This is how jumping genes drive evolution

Washington: Turns out, almost half of our DNA sequences are made up of jumping genes, which are also known as transposons.

Transposons is a DNA sequence that changes its position within a genome, sometimes creating or reversing mutations and altering the cell's genetic identity and genome size. They jump around to develop sperm and egg cells.

According to researchers at Carnegie Institution for Science, the mobilization of these genes can also cause new mutations that lead to diseases, such as haemophilia and cancer. Remarkably little is known about when and where their movements occur in developing reproductive cells, the key process that ensures their propagation in future generations but can lead to genetic disorders for the hosts.

They developed new techniques to track the mobilisation of jumping genes. They found that during a particular period of egg development, a group of jumping-genes called retrotransposons hijacks special cells called nurse cells that nurture the developing eggs.

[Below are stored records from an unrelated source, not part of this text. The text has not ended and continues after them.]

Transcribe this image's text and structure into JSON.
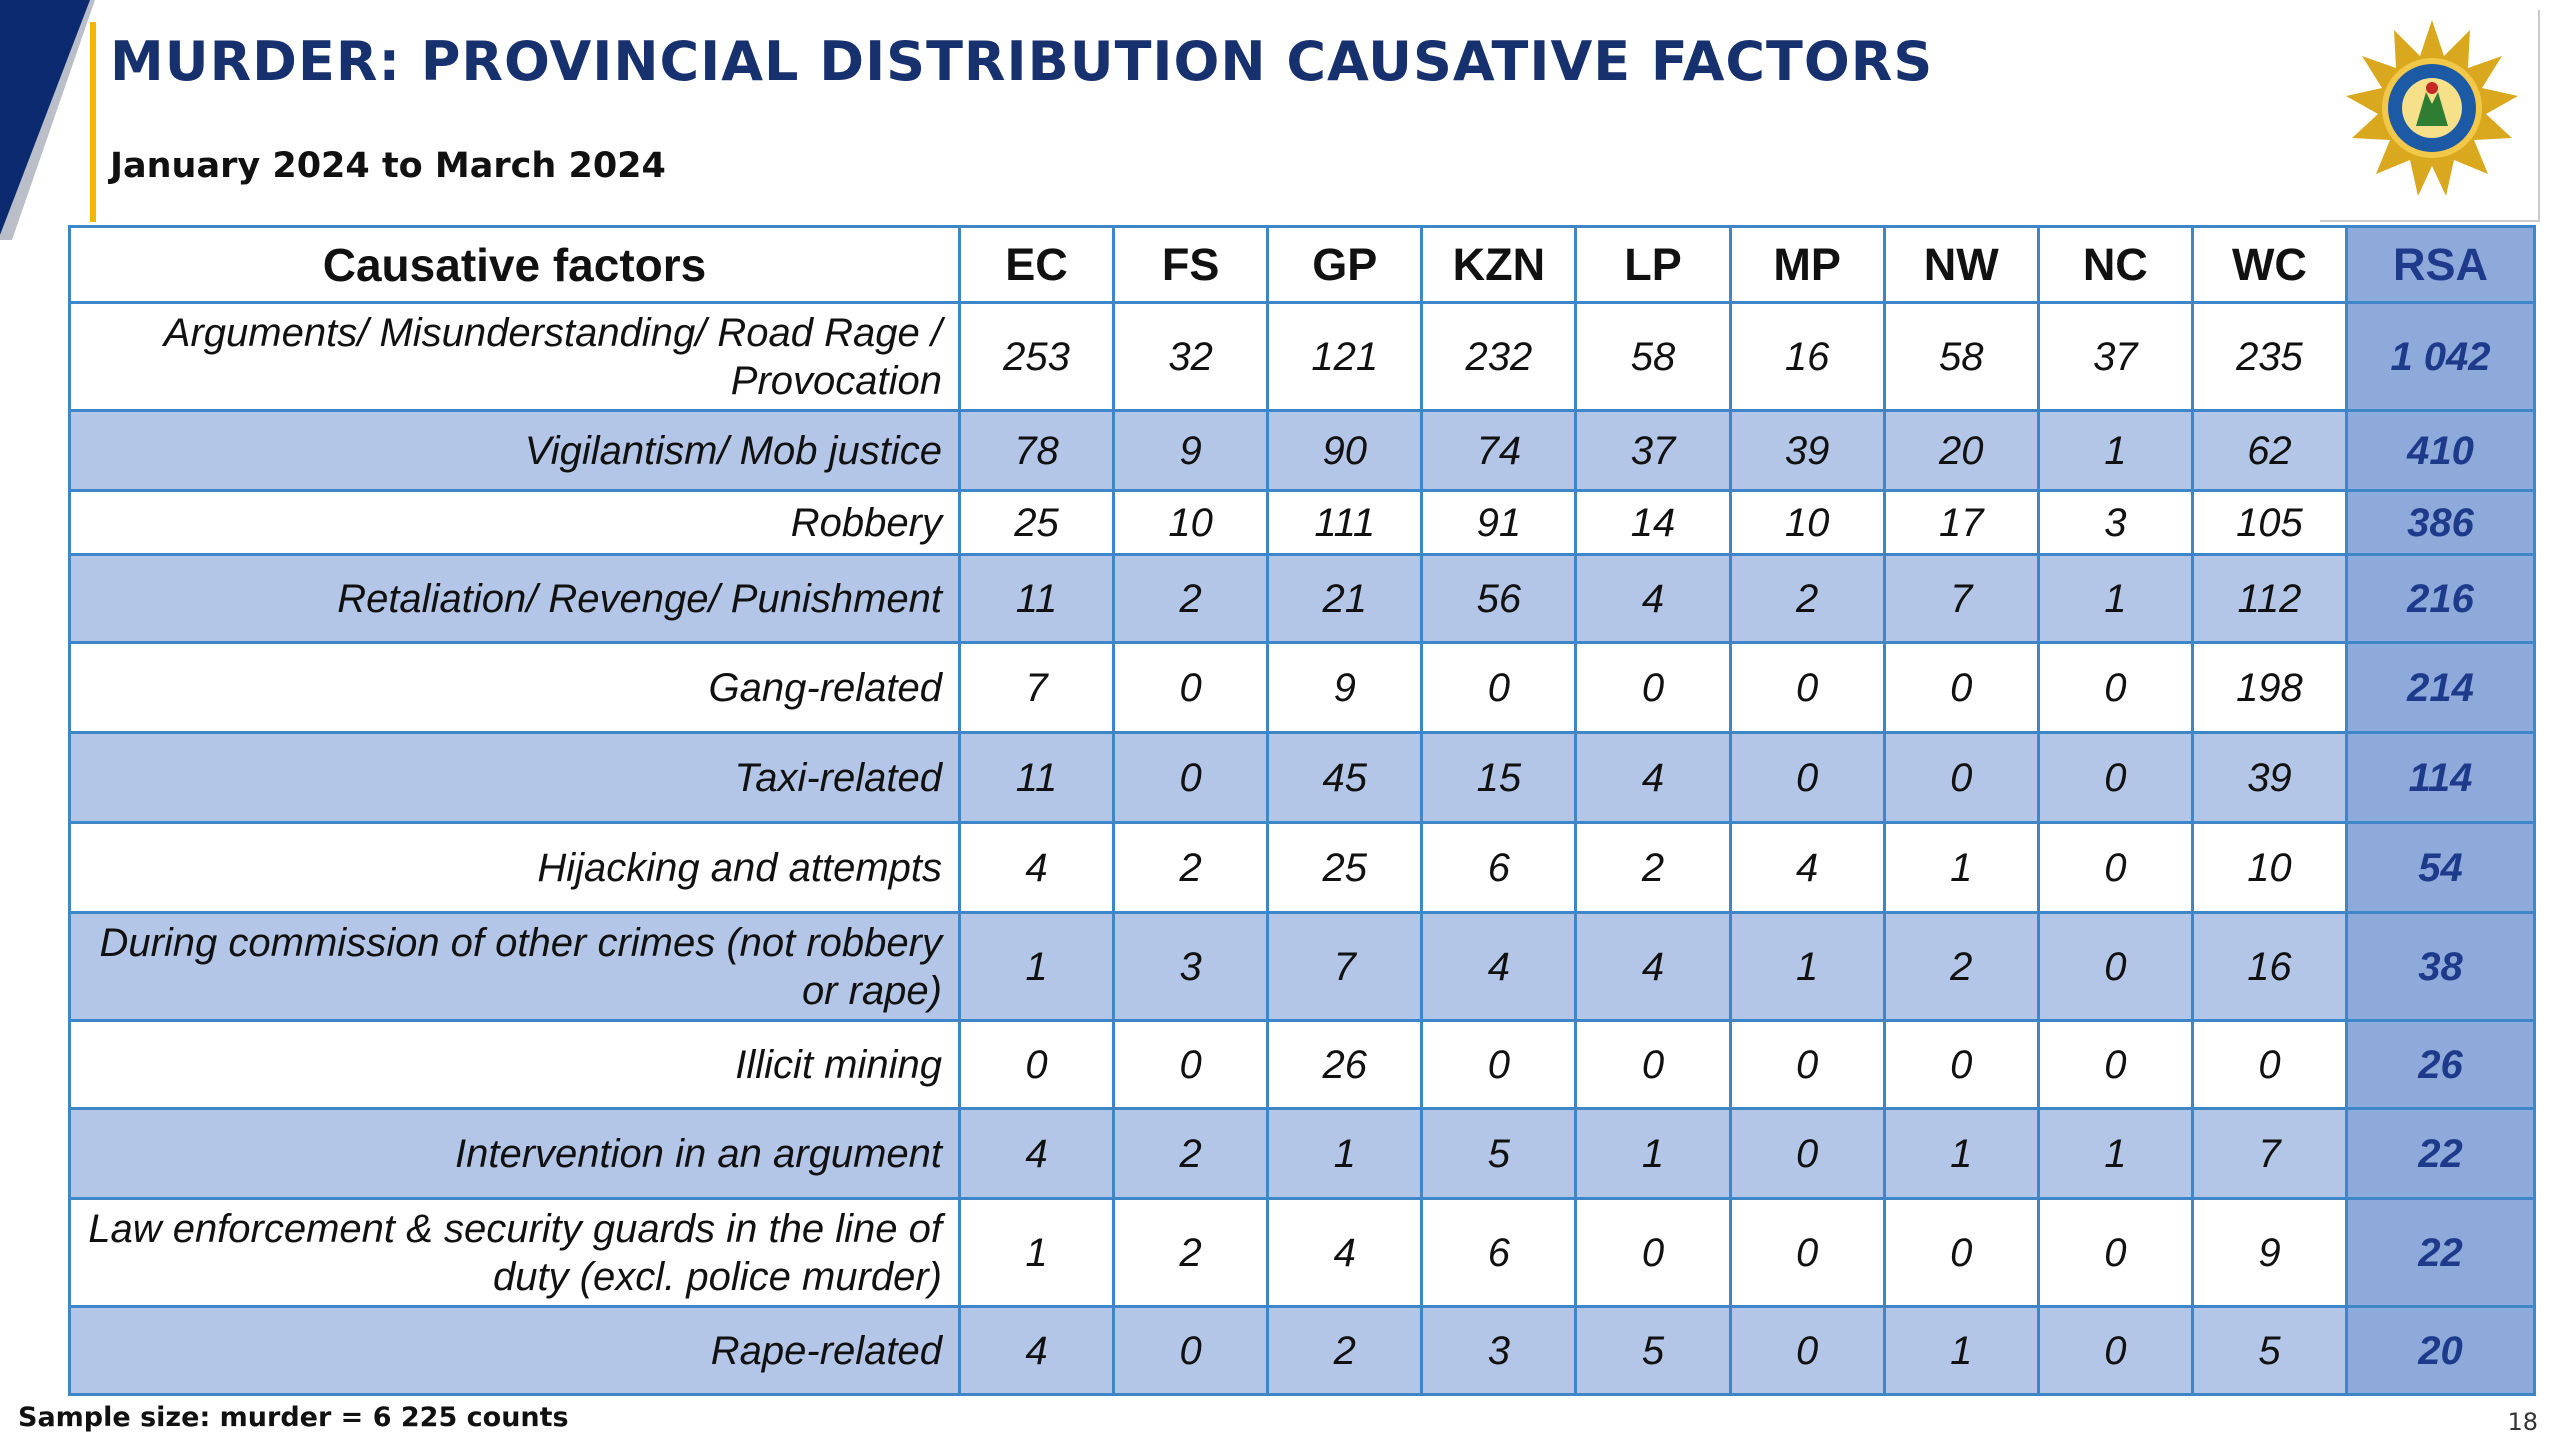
{
  "header": {
    "title": "MURDER: PROVINCIAL DISTRIBUTION CAUSATIVE FACTORS",
    "subtitle": "January 2024 to March 2024"
  },
  "logo": {
    "icon": "saps-star-emblem-icon"
  },
  "table": {
    "columns": [
      "Causative factors",
      "EC",
      "FS",
      "GP",
      "KZN",
      "LP",
      "MP",
      "NW",
      "NC",
      "WC",
      "RSA"
    ],
    "rows": [
      {
        "factor": "Arguments/ Misunderstanding/ Road Rage / Provocation",
        "values": [
          "253",
          "32",
          "121",
          "232",
          "58",
          "16",
          "58",
          "37",
          "235"
        ],
        "rsa": "1 042"
      },
      {
        "factor": "Vigilantism/ Mob justice",
        "values": [
          "78",
          "9",
          "90",
          "74",
          "37",
          "39",
          "20",
          "1",
          "62"
        ],
        "rsa": "410"
      },
      {
        "factor": "Robbery",
        "values": [
          "25",
          "10",
          "111",
          "91",
          "14",
          "10",
          "17",
          "3",
          "105"
        ],
        "rsa": "386"
      },
      {
        "factor": "Retaliation/ Revenge/ Punishment",
        "values": [
          "11",
          "2",
          "21",
          "56",
          "4",
          "2",
          "7",
          "1",
          "112"
        ],
        "rsa": "216"
      },
      {
        "factor": "Gang-related",
        "values": [
          "7",
          "0",
          "9",
          "0",
          "0",
          "0",
          "0",
          "0",
          "198"
        ],
        "rsa": "214"
      },
      {
        "factor": "Taxi-related",
        "values": [
          "11",
          "0",
          "45",
          "15",
          "4",
          "0",
          "0",
          "0",
          "39"
        ],
        "rsa": "114"
      },
      {
        "factor": "Hijacking and attempts",
        "values": [
          "4",
          "2",
          "25",
          "6",
          "2",
          "4",
          "1",
          "0",
          "10"
        ],
        "rsa": "54"
      },
      {
        "factor": "During commission of other crimes (not robbery or rape)",
        "values": [
          "1",
          "3",
          "7",
          "4",
          "4",
          "1",
          "2",
          "0",
          "16"
        ],
        "rsa": "38"
      },
      {
        "factor": "Illicit mining",
        "values": [
          "0",
          "0",
          "26",
          "0",
          "0",
          "0",
          "0",
          "0",
          "0"
        ],
        "rsa": "26"
      },
      {
        "factor": "Intervention in an argument",
        "values": [
          "4",
          "2",
          "1",
          "5",
          "1",
          "0",
          "1",
          "1",
          "7"
        ],
        "rsa": "22"
      },
      {
        "factor": "Law enforcement & security guards in the line of duty (excl. police murder)",
        "values": [
          "1",
          "2",
          "4",
          "6",
          "0",
          "0",
          "0",
          "0",
          "9"
        ],
        "rsa": "22"
      },
      {
        "factor": "Rape-related",
        "values": [
          "4",
          "0",
          "2",
          "3",
          "5",
          "0",
          "1",
          "0",
          "5"
        ],
        "rsa": "20"
      }
    ]
  },
  "footer": {
    "sample_size": "Sample size: murder = 6 225 counts",
    "page_number": "18"
  }
}
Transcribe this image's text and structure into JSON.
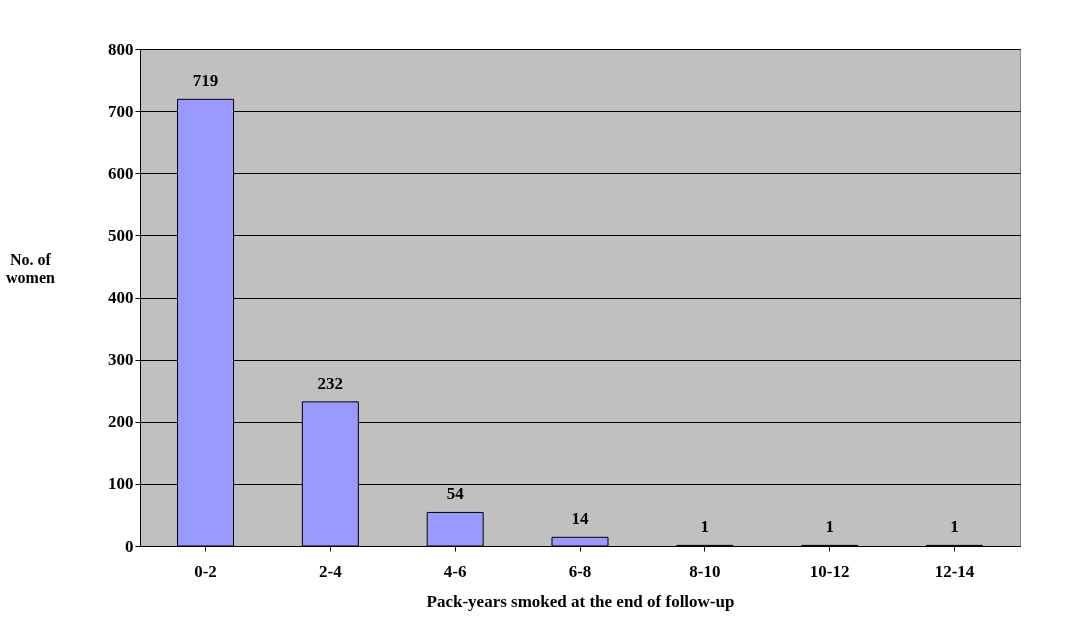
{
  "chart_data": {
    "type": "bar",
    "xlabel": "Pack-years smoked at the end of follow-up",
    "ylabel": "No. of women",
    "categories": [
      "0-2",
      "2-4",
      "4-6",
      "6-8",
      "8-10",
      "10-12",
      "12-14"
    ],
    "values": [
      719,
      232,
      54,
      14,
      1,
      1,
      1
    ],
    "color": "#9999ff",
    "ylim": [
      0,
      800
    ],
    "yticks": [
      0,
      100,
      200,
      300,
      400,
      500,
      600,
      700,
      800
    ],
    "grid": "y",
    "data_labels": true
  }
}
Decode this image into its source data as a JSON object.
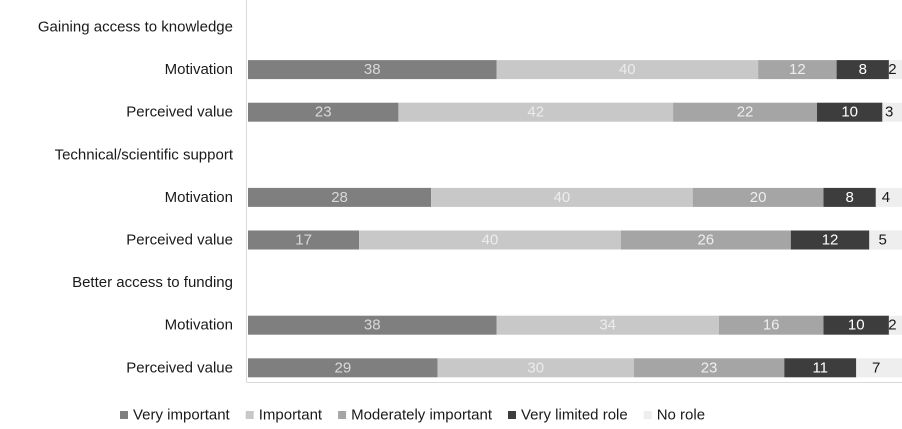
{
  "chart_data": {
    "type": "bar",
    "orientation": "horizontal",
    "stacked": true,
    "normalized": true,
    "rows": [
      {
        "label": "Gaining access to knowledge",
        "kind": "header"
      },
      {
        "label": "Motivation",
        "kind": "bar",
        "values": [
          38,
          40,
          12,
          8,
          2
        ]
      },
      {
        "label": "Perceived value",
        "kind": "bar",
        "values": [
          23,
          42,
          22,
          10,
          3
        ]
      },
      {
        "label": "Technical/scientific support",
        "kind": "header"
      },
      {
        "label": "Motivation",
        "kind": "bar",
        "values": [
          28,
          40,
          20,
          8,
          4
        ]
      },
      {
        "label": "Perceived value",
        "kind": "bar",
        "values": [
          17,
          40,
          26,
          12,
          5
        ]
      },
      {
        "label": "Better access to funding",
        "kind": "header"
      },
      {
        "label": "Motivation",
        "kind": "bar",
        "values": [
          38,
          34,
          16,
          10,
          2
        ]
      },
      {
        "label": "Perceived value",
        "kind": "bar",
        "values": [
          29,
          30,
          23,
          11,
          7
        ]
      }
    ],
    "series": [
      {
        "name": "Very important",
        "color": "#7f7f7f",
        "label_color": "#d9d9d9"
      },
      {
        "name": "Important",
        "color": "#c8c8c8",
        "label_color": "#ececec"
      },
      {
        "name": "Moderately important",
        "color": "#a5a5a5",
        "label_color": "#eeeeee"
      },
      {
        "name": "Very limited role",
        "color": "#3d3d3d",
        "label_color": "#ffffff"
      },
      {
        "name": "No role",
        "color": "#eeeeee",
        "label_color": "#1a1a1a"
      }
    ],
    "title": "",
    "xlabel": "",
    "ylabel": "",
    "grid": false,
    "legend_position": "bottom"
  }
}
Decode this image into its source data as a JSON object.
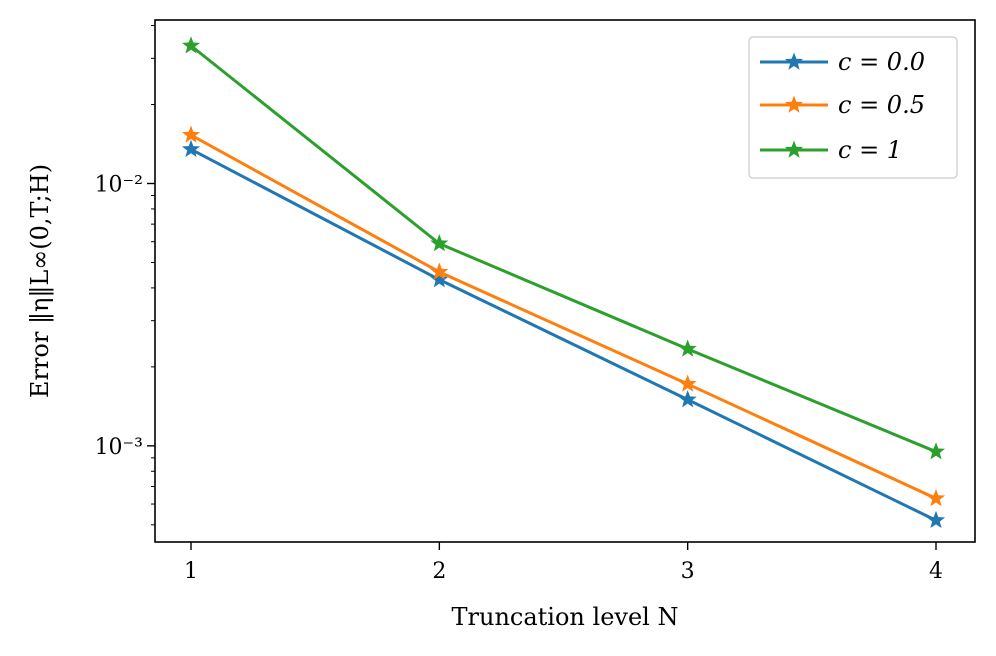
{
  "chart_data": {
    "type": "line",
    "x": [
      1,
      2,
      3,
      4
    ],
    "xticks": [
      1,
      2,
      3,
      4
    ],
    "xlabel": "Truncation level N",
    "ylabel": "Error ‖η‖L∞(0,T;H)",
    "yscale": "log",
    "ylim": [
      0.00043,
      0.042
    ],
    "yticks": [
      {
        "value": 0.01,
        "label": "10⁻²"
      },
      {
        "value": 0.001,
        "label": "10⁻³"
      }
    ],
    "grid": false,
    "legend_position": "top-right",
    "series": [
      {
        "name": "c = 0.0",
        "color": "#1f77b4",
        "values": [
          0.0135,
          0.0043,
          0.0015,
          0.00052
        ]
      },
      {
        "name": "c = 0.5",
        "color": "#ff7f0e",
        "values": [
          0.0153,
          0.0046,
          0.00172,
          0.00063
        ]
      },
      {
        "name": "c = 1",
        "color": "#2ca02c",
        "values": [
          0.0335,
          0.0059,
          0.00234,
          0.00095
        ]
      }
    ]
  }
}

These jumping genes then use nurse cells to produce invasive material (copies of themselves called virus-like particles) that move into a nearby egg and then mobilize into the egg's DNA.

Animals unwittingly developed a powerful system to suppress jumping gene activity that uses small, non-coding RNAs called piRNAs, which recognize jumping genes and suppress their activity.

Occasionally, jumping genes manage to move, suggesting that they employ some special tactics to escape piRNA control. However, tracking the mobilization of jumping genes to understand their tactics has been a daunting task.

The researchers also developed approaches to track the movements of jumping genes using the fruit fly drosophila melanogaster. To facilitate their investigation, they disrupted piRNA suppression to increase the activity of these jumping genes and then monitored the movement of them during the egg-development process. This led to their discovery on the tactic that allows jumping genes to move.

"We were very surprised that these jumping genes barely moved in stem cells that produce developing egg cells, possibly because the stem cells would only have two copies of the genome for these jumping genes to use. Instead, these moving elements used the supporting nurse cells, which could provide up to thousands of copies of the genome per cell, as factories to massively manufacture virus-like particles capable of integration. Our research shows how parasitic genetic elements can time their activity and distinguish between different cell types to robustly propagate to drive evolutionary change and cause disease," explained co-author Zhao Zhang.

The findings appeared in the Journal of Cell.